SPTAG: When the number ofvectors too big, index build will fail to complete!
When there are too many vectors, such as 5 million (n = 1024×1024×5), index build will fail to complete. The program stops at this place, prompting: “Save Data To xxxxx\vectors.bin” And I noticed that the file size of vectors.bin reach to 300G! that is not normal,the The correct file size should be 10G.
The code that caused the error is as follows:
import SPTAG
import numpy as np
n = 1024*1024*5 #this szie will cause the file size of vectors.bin to reach 300G!
k = 3
r = 3
Dimension=512 #the size of vectors.bin will be 1024×1024×512×4=2G n×Dimension×4
def testBuild(algo, distmethod, x, out):
i = SPTAG.AnnIndex(algo, 'Float', x.shape[1])

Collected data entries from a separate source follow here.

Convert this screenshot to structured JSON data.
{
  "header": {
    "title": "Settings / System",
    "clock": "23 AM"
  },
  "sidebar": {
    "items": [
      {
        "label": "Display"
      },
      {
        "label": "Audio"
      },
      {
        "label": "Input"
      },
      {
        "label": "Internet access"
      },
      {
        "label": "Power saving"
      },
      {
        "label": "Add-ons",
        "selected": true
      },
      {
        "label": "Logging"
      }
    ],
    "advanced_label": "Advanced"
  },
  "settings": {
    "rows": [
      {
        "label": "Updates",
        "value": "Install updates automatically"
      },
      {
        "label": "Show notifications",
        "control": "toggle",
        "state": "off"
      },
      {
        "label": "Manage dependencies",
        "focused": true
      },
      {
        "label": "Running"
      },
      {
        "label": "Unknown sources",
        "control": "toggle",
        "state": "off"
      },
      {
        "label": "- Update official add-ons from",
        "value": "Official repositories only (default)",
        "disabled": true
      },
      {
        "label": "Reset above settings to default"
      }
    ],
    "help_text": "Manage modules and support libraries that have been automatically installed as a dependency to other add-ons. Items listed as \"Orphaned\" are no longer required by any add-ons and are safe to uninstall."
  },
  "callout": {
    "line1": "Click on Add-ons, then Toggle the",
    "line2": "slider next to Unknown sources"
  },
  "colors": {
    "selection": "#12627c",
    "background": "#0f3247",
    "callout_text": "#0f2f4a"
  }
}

i.SetBuildParam("NumberOfThreads", '4')
i.SetBuildParam("DistCalcMethod", distmethod)
ret = i.Build(x.tobytes(), x.shape[0])
i.Save(out)
def Test(algo, distmethod):
x = np.ones((n, Dimension), dtype=np.float32) * np.reshape(np.arange(n, dtype=np.float32), (n, 1))
q = np.ones((r, Dimension), dtype=np.float32) * np.reshape(np.arange(r, dtype=np.float32), (r, 1)) * 2
print ("Build.............................")
testBuild(algo, distmethod, x, 'testindices')
if __name__ == '__main__':
Test('BKT', 'L2')
How can I solve this error? Please Help Me!
About this issue
- Original URL
- State: open
- Created 5 years ago
- Comments: 15 (3 by maintainers)
I have tried your python code, and the index build can finish successfully. What is your runtime environment?